A novel fluorinated thiosemicarbazone derivative- 2-(3,4-difluorobenzylidene) hydrazinecarbothioamide induces apoptosis in human A549 lung cancer cells via ROS-mediated mitochondria-dependent pathway

• Published in: Biochemical and biophysical research communications Vol. 491; no. 1; pp. 65 - 71
• Main Authors: Zhao, Yue, Guo, Chuanlong, Wang, Lijun, Wang, Shuaiyu, Li, Xiangqian, Jiang, Bo, Wu, Ning, Guo, Shuju, Zhang, Renshuai, Liu, Kun, Shi, Dayong
• Format: Journal Article
• Language: English
• Published: United States Elsevier Inc 09.09.2017
• Subjects: 2-(3,4-difluorobenzylidene)hydrazinecarbothioamide; A549 Cells; Anticancer; Antineoplastic Agents - chemistry; Antineoplastic Agents - pharmacology; Apoptosis; Apoptosis - drug effects; Cell Proliferation - drug effects; Dose-Response Relationship, Drug; Fluorine Compounds - chemical synthesis; Fluorine Compounds - pharmacology; Humans; Mitochondria - drug effects; Mitochondria - metabolism; Mitochondria-dependent pathway; Reactive Oxygen Species - metabolism; ROS; Signal Transduction - drug effects; Thiosemicarbazone; Thiosemicarbazones - chemical synthesis; Thiosemicarbazones - pharmacology; Mitochondria-dependent pathway; Thiosemicarbazone; Anticancer; ROS; 2-(3,4-difluorobenzylidene)hydrazinecarbothioamide; Apoptosis
• ISSN: 0006-291X; 1090-2104
• DOI: 10.1016/j.bbrc.2017.07.042

Thiosemicarbazone, a class of compounds with excellent biological activity, especially antitumor activity, have attracted wide attention.
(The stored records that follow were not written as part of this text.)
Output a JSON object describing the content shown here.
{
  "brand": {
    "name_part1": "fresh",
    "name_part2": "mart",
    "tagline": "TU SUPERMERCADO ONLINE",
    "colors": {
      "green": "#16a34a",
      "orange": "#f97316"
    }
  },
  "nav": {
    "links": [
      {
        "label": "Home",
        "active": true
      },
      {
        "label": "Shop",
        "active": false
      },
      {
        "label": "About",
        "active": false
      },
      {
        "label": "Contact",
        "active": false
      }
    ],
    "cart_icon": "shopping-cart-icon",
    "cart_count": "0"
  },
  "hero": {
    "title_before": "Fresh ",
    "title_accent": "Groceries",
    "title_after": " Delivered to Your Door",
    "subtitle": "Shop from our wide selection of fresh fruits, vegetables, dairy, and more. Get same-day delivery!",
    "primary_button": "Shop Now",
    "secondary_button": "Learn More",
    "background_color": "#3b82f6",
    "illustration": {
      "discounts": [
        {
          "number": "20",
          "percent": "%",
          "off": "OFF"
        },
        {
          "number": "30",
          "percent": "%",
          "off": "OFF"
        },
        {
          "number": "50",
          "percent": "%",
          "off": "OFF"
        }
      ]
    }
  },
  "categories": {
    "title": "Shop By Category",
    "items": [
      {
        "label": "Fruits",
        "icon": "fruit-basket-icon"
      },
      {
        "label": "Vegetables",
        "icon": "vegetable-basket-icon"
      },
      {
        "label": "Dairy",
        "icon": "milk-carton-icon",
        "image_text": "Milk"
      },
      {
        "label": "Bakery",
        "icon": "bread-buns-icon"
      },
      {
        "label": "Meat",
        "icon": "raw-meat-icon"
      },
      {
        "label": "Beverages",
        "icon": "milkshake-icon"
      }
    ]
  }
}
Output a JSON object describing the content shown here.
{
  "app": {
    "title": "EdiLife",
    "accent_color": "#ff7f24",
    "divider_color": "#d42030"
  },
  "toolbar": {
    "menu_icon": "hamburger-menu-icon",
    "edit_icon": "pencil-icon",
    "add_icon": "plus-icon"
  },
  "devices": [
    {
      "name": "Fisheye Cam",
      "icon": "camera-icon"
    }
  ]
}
In this study, a novel fluorinated thiosemicarbazone derivative, 2-(3,4-difluorobenzylidene) hydrazinecarbothioamide (compound 1) was synthesized and its antitumor activities were further investigated on a non-small cell lung cancer cell line (A549) along with its underlying mechanisms. Compound 1 showed significant anti-proliferative activity on A549 cells, which was further proved by colony formation experiment. Compound 1 also inhibits the invasion of A549 cells in a trans-well culture system. Moreover, compound 1 markedly induced apoptosis on A549 cells, and the ratio of Bcl-2/Bax was decreased while the amount of p53, Cleaved-Caspase 3 and Cleaved-PARP expression were increased significantly. Compound 1 decreased the mitochondrial membrane potential, while the content of reactive oxygen was increased obviously. It is revealed that compound 1 mediated cell cycle arrest in G0/G1 phase by reducing G1 phase dependent proteins, CDK4 and Cyclin D1. As a result, it is indicated that compound 1 induced apoptosis on A549 cells was realized by regulating ROS-mediated mitochondria-dependent signaling pathway. •Compound 1 induced apoptosis in lung cancer cells.•Compound 1 induced G0/G1 phase arrest in lung cancer cells.•ROS-mitochondria pathway plays a vital role in compound 1-induced apoptosis.